Trafficking is a transnational crime issue because organized criminal enterprises that have flourished in the aftermath of the Cold War find trafficking in people a relatively easy and low-risk enterprise. They are sometimes abetted by corrupt government officials. The international trade in human beings is a major source of revenue for organized crime. The profits earned from it feed back into the other illicit activities of organized crime.

Human trafficking is a socioeconomic issue because severe poverty and the relative powerlessness of women in many developing countries make for an endless supply of potential victims.

There are also problems with repatriating victims after they have escaped or been rescued. Some cannot safely go home because they would face ostracism for 'dishonoring' their families or because their families sold them into slavery in the first place. Too often, victims continue to face the threat of violence and death from their traffickers.

Human trafficking is a public health issue because it exacerbates the spread of HIV/AIDS, hepatitis-C and other infectious diseases. In many rural villages in Nepal, for example, one can find young women and girls who were sold into prostitution in India, contracted AIDS, were discarded by their captors and returned home to die.
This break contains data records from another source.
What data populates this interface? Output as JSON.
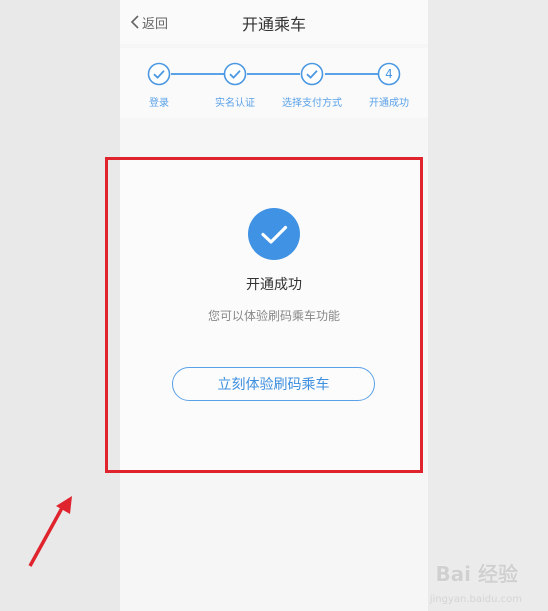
{
  "header": {
    "back_label": "返回",
    "title": "开通乘车"
  },
  "steps": [
    {
      "label": "登录",
      "state": "done"
    },
    {
      "label": "实名认证",
      "state": "done"
    },
    {
      "label": "选择支付方式",
      "state": "done"
    },
    {
      "label": "开通成功",
      "state": "current",
      "number": "4"
    }
  ],
  "result": {
    "title": "开通成功",
    "description": "您可以体验刷码乘车功能",
    "action_label": "立刻体验刷码乘车"
  },
  "watermark": {
    "text": "Bai 经验",
    "sub": "jingyan.baidu.com"
  },
  "colors": {
    "accent": "#4a98e2",
    "highlight": "#e0242e"
  }
}
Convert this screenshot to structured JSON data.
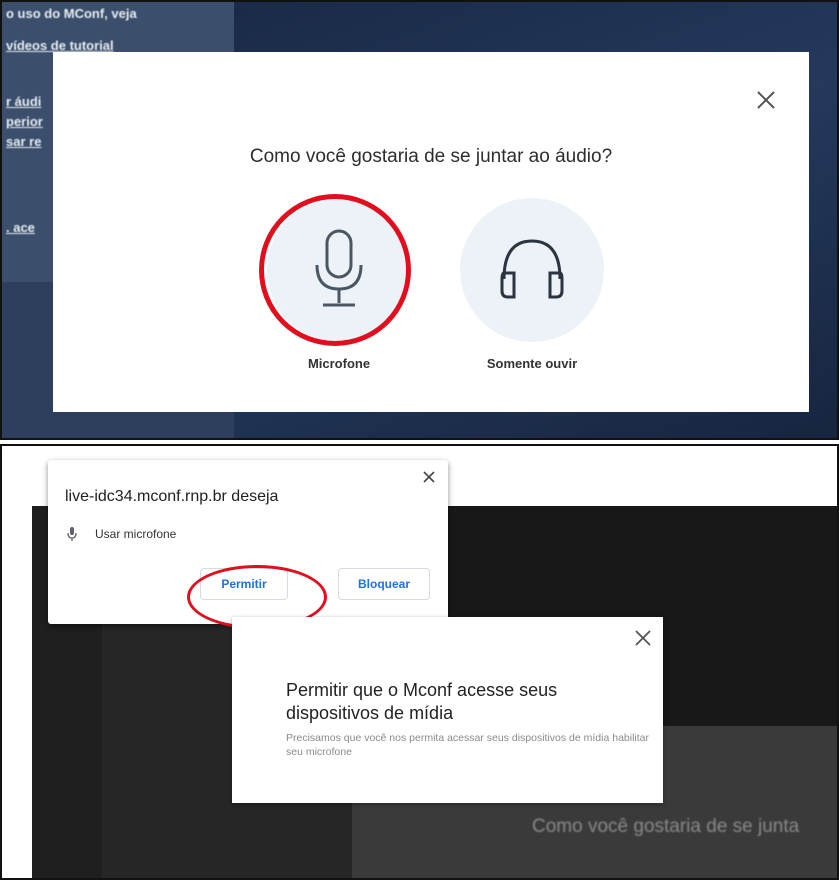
{
  "top": {
    "sidebar_lines": [
      "o uso do MConf, veja",
      "vídeos de tutorial",
      "r áudi",
      "perior",
      "sar re",
      ". ace"
    ],
    "audio_modal": {
      "title": "Como você gostaria de se juntar ao áudio?",
      "options": [
        {
          "label": "Microfone",
          "icon": "microphone-icon"
        },
        {
          "label": "Somente ouvir",
          "icon": "headphones-icon"
        }
      ],
      "close_icon": "close-icon"
    }
  },
  "bottom": {
    "permission_popup": {
      "title": "live-idc34.mconf.rnp.br deseja",
      "mic_label": "Usar microfone",
      "allow_label": "Permitir",
      "block_label": "Bloquear"
    },
    "media_modal": {
      "title": "Permitir que o Mconf acesse seus dispositivos de mídia",
      "description": "Precisamos que você nos permita acessar seus dispositivos de mídia habilitar seu microfone"
    },
    "background_heading": "Como você gostaria de se junta"
  },
  "colors": {
    "highlight_red": "#e10f1d",
    "button_blue": "#1a73e8",
    "option_bg": "#edf2f8",
    "dark_navy": "#1d2f4e"
  }
}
Many former victims desperately need crisis counseling services, which often are not available.

The U.S. government strategy for combating this trafficking includes educating the public, assisting the victims, protecting the vulnerable and apprehending the perpetrators. The administration is working with Congress to pass an effective bill that provides severe punishment for traffickers and protection for the victims, including medical treatment, shelter, and the opportunity to become legal residents of the United States in some cases.